Data Classification and Security Policy

1 1. Data Classification Levels
2 2. Data Handling and Security Standards
- 2.1 2.1 Access Control
- 2.2 2.2 Data Storage and Encryption
- 2.3 2.3 Data Transmission
- 2.4 2.4 Data Retention and Disposal
- 2.5 2.5 Incident Response and Reporting
3 3. Data Classification Implementation for Cloud Maven Services
- 3.1 3.1 Metadata and Tagging
- 3.2 3.2 Regular Data Audits
4 4. Employee Responsibilities and Training
- 4.1 4.1 Training Requirements
- 4.2 4.2 Policy Adherence and Violations
5 5. Policy Governance and Review

Purpose
This policy establishes a framework for classifying, managing, and protecting data within Cloud Maven’s systems. It aims to safeguard sensitive information and ensure compliance with legal, regulatory, and contractual obligations relevant to loan origination and servicing for MCA and specialty finance industries.

Scope
This policy applies to all data created, stored, processed, or transmitted by Cloud Maven, including internal employees, contractors, and third-party vendors with access to company systems and data.

1. Data Classification Levels

Data is classified based on sensitivity, regulatory requirements, and business impact:

Public: Information that is freely available, such as marketing materials and press releases. Unauthorized disclosure carries no risk.
Internal Use: Non-sensitive information intended for Cloud Maven employees and authorized partners. Unauthorized disclosure poses minimal risk.
Confidential: Sensitive information, including customer data, business strategies, and employee information. Unauthorized disclosure could lead to financial loss, reputational harm, or regulatory penalties.
Restricted: Highly sensitive information, such as financial records, loan servicing data, and credit analysis reports. Unauthorized access or disclosure could result in significant legal, financial, or operational risks.
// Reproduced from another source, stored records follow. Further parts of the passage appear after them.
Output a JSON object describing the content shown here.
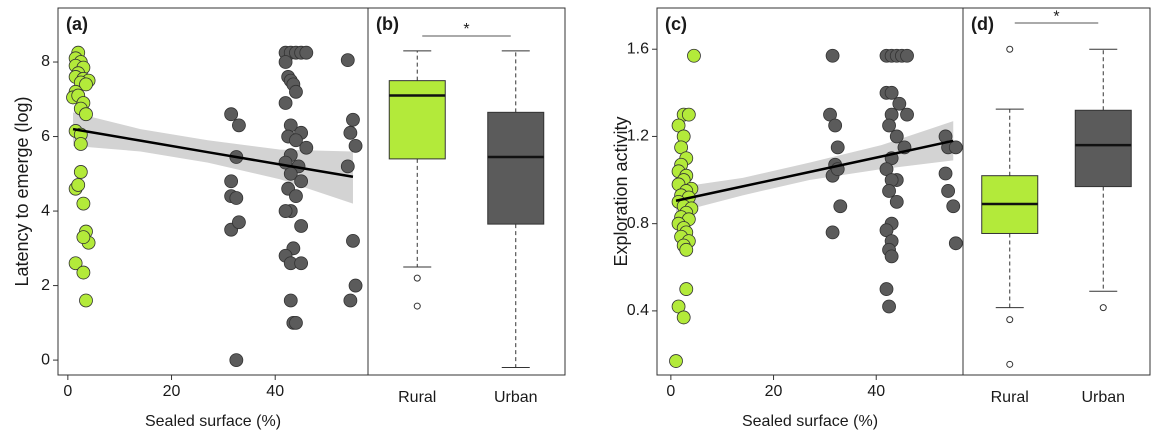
{
  "chart_data": [
    {
      "type": "scatter",
      "label": "(a)",
      "x_label": "Sealed surface (%)",
      "y_label": "Latency to emerge (log)",
      "xlim": [
        -1.9,
        57.9
      ],
      "ylim": [
        -0.4,
        9.45
      ],
      "xticks": [
        0,
        20,
        40
      ],
      "yticks": [
        0,
        2,
        4,
        6,
        8
      ],
      "series": [
        {
          "color": "#b3ea3a",
          "x": [
            2,
            1.5,
            2.5,
            1.5,
            3,
            2,
            1.5,
            3,
            4,
            2.5,
            3.5,
            1.5,
            1,
            2,
            3,
            2.5,
            3.5,
            1.5,
            2.5,
            2.5,
            2.5,
            1.5,
            2,
            3,
            3.5,
            4,
            3,
            1.5,
            3,
            3.5
          ],
          "values": [
            8.25,
            8.1,
            8.0,
            7.9,
            7.85,
            7.7,
            7.6,
            7.55,
            7.5,
            7.45,
            7.4,
            7.2,
            7.05,
            7.1,
            6.9,
            6.75,
            6.6,
            6.15,
            6.05,
            5.8,
            5.05,
            4.6,
            4.7,
            4.2,
            3.45,
            3.15,
            3.3,
            2.6,
            2.35,
            1.6
          ]
        },
        {
          "color": "#5b5b5b",
          "x": [
            31.5,
            31.5,
            31.5,
            31.5,
            32.5,
            33,
            32.5,
            32.5,
            33,
            42,
            43,
            44,
            45,
            46,
            42,
            42.5,
            43,
            43.5,
            44,
            42,
            43,
            45,
            42.5,
            44,
            46,
            43,
            42,
            44.5,
            43,
            45,
            42.5,
            44,
            43,
            42,
            45,
            43.5,
            42,
            43,
            45,
            43,
            43.5,
            44,
            54,
            55,
            54.5,
            55.5,
            54,
            55,
            55.5,
            54.5
          ],
          "values": [
            6.6,
            4.8,
            4.4,
            3.5,
            0.0,
            6.3,
            5.45,
            4.35,
            3.7,
            8.25,
            8.25,
            8.25,
            8.25,
            8.25,
            8.0,
            7.6,
            7.5,
            7.4,
            7.2,
            6.9,
            6.3,
            6.1,
            6.0,
            5.9,
            5.7,
            5.5,
            5.3,
            5.2,
            5.0,
            4.8,
            4.6,
            4.4,
            4.0,
            4.0,
            3.6,
            3.0,
            2.8,
            2.6,
            2.6,
            1.6,
            1.0,
            1.0,
            8.05,
            6.45,
            6.1,
            5.75,
            5.2,
            3.2,
            2.0,
            1.6
          ]
        }
      ],
      "fit": {
        "color": "#000000",
        "band_color": "#d3d3d3",
        "x": [
          1,
          14,
          27,
          41,
          55
        ],
        "values": [
          6.2,
          5.89,
          5.58,
          5.25,
          4.92
        ],
        "lower": [
          5.75,
          5.6,
          5.3,
          4.85,
          4.2
        ],
        "upper": [
          6.65,
          6.2,
          5.9,
          5.65,
          5.6
        ]
      }
    },
    {
      "type": "box",
      "label": "(b)",
      "ylim": [
        -0.4,
        9.45
      ],
      "categories": [
        "Rural",
        "Urban"
      ],
      "colors": [
        "#b3ea3a",
        "#5b5b5b"
      ],
      "boxes": [
        {
          "min": 2.5,
          "q1": 5.4,
          "median": 7.1,
          "q3": 7.5,
          "max": 8.3,
          "outliers": [
            2.2,
            1.45
          ]
        },
        {
          "min": -0.2,
          "q1": 3.65,
          "median": 5.45,
          "q3": 6.65,
          "max": 8.3,
          "outliers": []
        }
      ],
      "annotation": {
        "text": "*",
        "y": 8.7
      }
    },
    {
      "type": "scatter",
      "label": "(c)",
      "x_label": "Sealed surface (%)",
      "y_label": "Exploration activity",
      "xlim": [
        -2.7,
        56.9
      ],
      "ylim": [
        0.106,
        1.789
      ],
      "xticks": [
        0,
        20,
        40
      ],
      "yticks": [
        0.4,
        0.8,
        1.2,
        1.6
      ],
      "series": [
        {
          "color": "#b3ea3a",
          "x": [
            4.5,
            2.5,
            3.5,
            1.5,
            2.5,
            2,
            3,
            2,
            1.5,
            3,
            2.5,
            1.5,
            4,
            3,
            2,
            3.5,
            1.5,
            2.5,
            4,
            3,
            2,
            3.5,
            1.5,
            2.5,
            3,
            2,
            3.5,
            2.5,
            3,
            3,
            1.5,
            2.5,
            1
          ],
          "values": [
            1.57,
            1.3,
            1.3,
            1.25,
            1.2,
            1.15,
            1.1,
            1.07,
            1.04,
            1.02,
            1.0,
            0.98,
            0.96,
            0.95,
            0.93,
            0.92,
            0.9,
            0.88,
            0.87,
            0.85,
            0.83,
            0.82,
            0.8,
            0.78,
            0.76,
            0.74,
            0.72,
            0.7,
            0.68,
            0.5,
            0.42,
            0.37,
            0.17
          ]
        },
        {
          "color": "#5b5b5b",
          "x": [
            31.5,
            31,
            32,
            32.5,
            32,
            31.5,
            32.5,
            33,
            31.5,
            42,
            43,
            44,
            45,
            46,
            42,
            43,
            44.5,
            43,
            46,
            42.5,
            44,
            45.5,
            43,
            42,
            44,
            43,
            42.5,
            44,
            43,
            42,
            43,
            42.5,
            43,
            42,
            42.5,
            53.5,
            54,
            55.5,
            53.5,
            54,
            55,
            55.5
          ],
          "values": [
            1.57,
            1.3,
            1.25,
            1.15,
            1.07,
            1.02,
            1.05,
            0.88,
            0.76,
            1.57,
            1.57,
            1.57,
            1.57,
            1.57,
            1.4,
            1.4,
            1.35,
            1.3,
            1.3,
            1.25,
            1.2,
            1.15,
            1.1,
            1.05,
            1.0,
            1.0,
            0.95,
            0.9,
            0.8,
            0.77,
            0.72,
            0.68,
            0.65,
            0.5,
            0.42,
            1.2,
            1.15,
            1.15,
            1.03,
            0.95,
            0.88,
            0.71
          ]
        }
      ],
      "fit": {
        "color": "#000000",
        "band_color": "#d3d3d3",
        "x": [
          1,
          14,
          27,
          41,
          55
        ],
        "values": [
          0.905,
          0.971,
          1.037,
          1.108,
          1.18
        ],
        "lower": [
          0.85,
          0.93,
          1.0,
          1.05,
          1.09
        ],
        "upper": [
          0.965,
          1.01,
          1.08,
          1.16,
          1.27
        ]
      }
    },
    {
      "type": "box",
      "label": "(d)",
      "ylim": [
        0.106,
        1.789
      ],
      "categories": [
        "Rural",
        "Urban"
      ],
      "colors": [
        "#b3ea3a",
        "#5b5b5b"
      ],
      "boxes": [
        {
          "min": 0.415,
          "q1": 0.755,
          "median": 0.89,
          "q3": 1.02,
          "max": 1.325,
          "outliers": [
            0.36,
            0.155,
            1.6
          ]
        },
        {
          "min": 0.49,
          "q1": 0.97,
          "median": 1.16,
          "q3": 1.32,
          "max": 1.6,
          "outliers": [
            0.415
          ]
        }
      ],
      "annotation": {
        "text": "*",
        "y": 1.72
      }
    }
  ]
}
2. Data Handling and Security Standards

2.1 Access Control

Role-Based Access: Access to data is restricted to authorized personnel based on their role and responsibilities.
Authentication: Multi-factor authentication (MFA) is required to access Confidential and Restricted data.
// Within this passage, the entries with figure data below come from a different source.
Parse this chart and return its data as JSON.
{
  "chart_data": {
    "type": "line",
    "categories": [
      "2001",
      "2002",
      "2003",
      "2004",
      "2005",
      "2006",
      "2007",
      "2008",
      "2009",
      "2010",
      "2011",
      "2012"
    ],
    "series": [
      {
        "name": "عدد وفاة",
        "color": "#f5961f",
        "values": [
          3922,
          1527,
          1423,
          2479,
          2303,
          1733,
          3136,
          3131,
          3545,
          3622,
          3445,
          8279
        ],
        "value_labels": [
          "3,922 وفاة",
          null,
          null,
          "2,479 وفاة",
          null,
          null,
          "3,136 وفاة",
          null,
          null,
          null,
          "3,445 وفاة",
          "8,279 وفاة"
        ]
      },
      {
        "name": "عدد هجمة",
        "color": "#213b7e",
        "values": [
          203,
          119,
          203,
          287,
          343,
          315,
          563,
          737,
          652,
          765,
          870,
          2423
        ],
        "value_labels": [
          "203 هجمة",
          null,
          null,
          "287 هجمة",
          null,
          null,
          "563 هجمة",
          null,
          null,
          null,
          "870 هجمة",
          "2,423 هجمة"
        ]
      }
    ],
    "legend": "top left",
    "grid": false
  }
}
2.2 Data Storage and Encryption

Public and Internal Use Data: May be stored on standard shared drives or cloud storage with basic security.
Confidential and Restricted Data: Must be stored in encrypted formats using approved encryption methods (e.g., AES-256) and access-controlled systems, such as encrypted databases and secure cloud storage.
Platform-Specific Controls: Use Salesforce Shield or similar platforms for field-level encryption and compliance tagging as applicable.

2.3 Data Transmission

Secure Channels: All data classified as Confidential or Restricted must be transmitted over secure channels, such as HTTPS, TLS, or SFTP.
Email Encryption: Email communication involving Confidential or Restricted data must use secure email solutions or be encrypted.

2.4 Data Retention and Disposal

Retention Periods: Data is retained based on classification level and business needs. For example, loan servicing and compliance data are retained as per regulatory requirements.
Secure Disposal: No longer required data must be securely deleted or anonymized. Physical documents should be shredded, and digital data must be wiped or degaussed according to industry standards.

2.5 Incident Response and Reporting

Breach Reporting: Suspected data breaches involving Confidential or Restricted data must be reported immediately to the Information Security team.
Incident Response: A dedicated response team will assess, mitigate, and document any data exposure or unauthorized access incidents.

3. Data Classification Implementation for Cloud Maven Services

3.1 Metadata and Tagging

Data Tagging: Data fields within Cloud Maven platforms (Salesforce, proprietary systems) should be tagged according to their classification level.
Compliance Tags: Where applicable, data should be tagged for regulatory compliance (e.g., GDPR, CCPA) to facilitate adherence to legal obligations.

3.2 Regular Data Audits

Conduct regular audits to review data classifications, ensuring accurate and updated categorization across all systems.
Confirm that access controls and encryption protocols align with classification levels.

4. Employee Responsibilities and Training

4.1 Training Requirements

All Cloud Maven employees, contractors, and third-party partners must undergo annual training on data classification, handling, and security protocols.
Specific training will be provided for handling Confidential and Restricted data, especially related to financial and regulatory information.

4.2 Policy Adherence and Violations

Employees are responsible for following this policy and immediately reporting any suspected policy violations or security concerns.
Violations may result in disciplinary actions or termination, as per Cloud Maven’s HR policies.

5. Policy Governance and Review

Review Cycle: This policy will be reviewed annually or as necessary to reflect changes in business operations, technology, or regulatory requirements.
Compliance Monitoring: The Compliance and Information Security teams are responsible for monitoring adherence to this policy and conducting periodic audits to ensure ongoing effectiveness.

This Data Classification and Security Policy ensures that Cloud Maven’s data is protected at every stage, supporting secure loan origination and servicing processes while maintaining compliance with industry standards and regulations.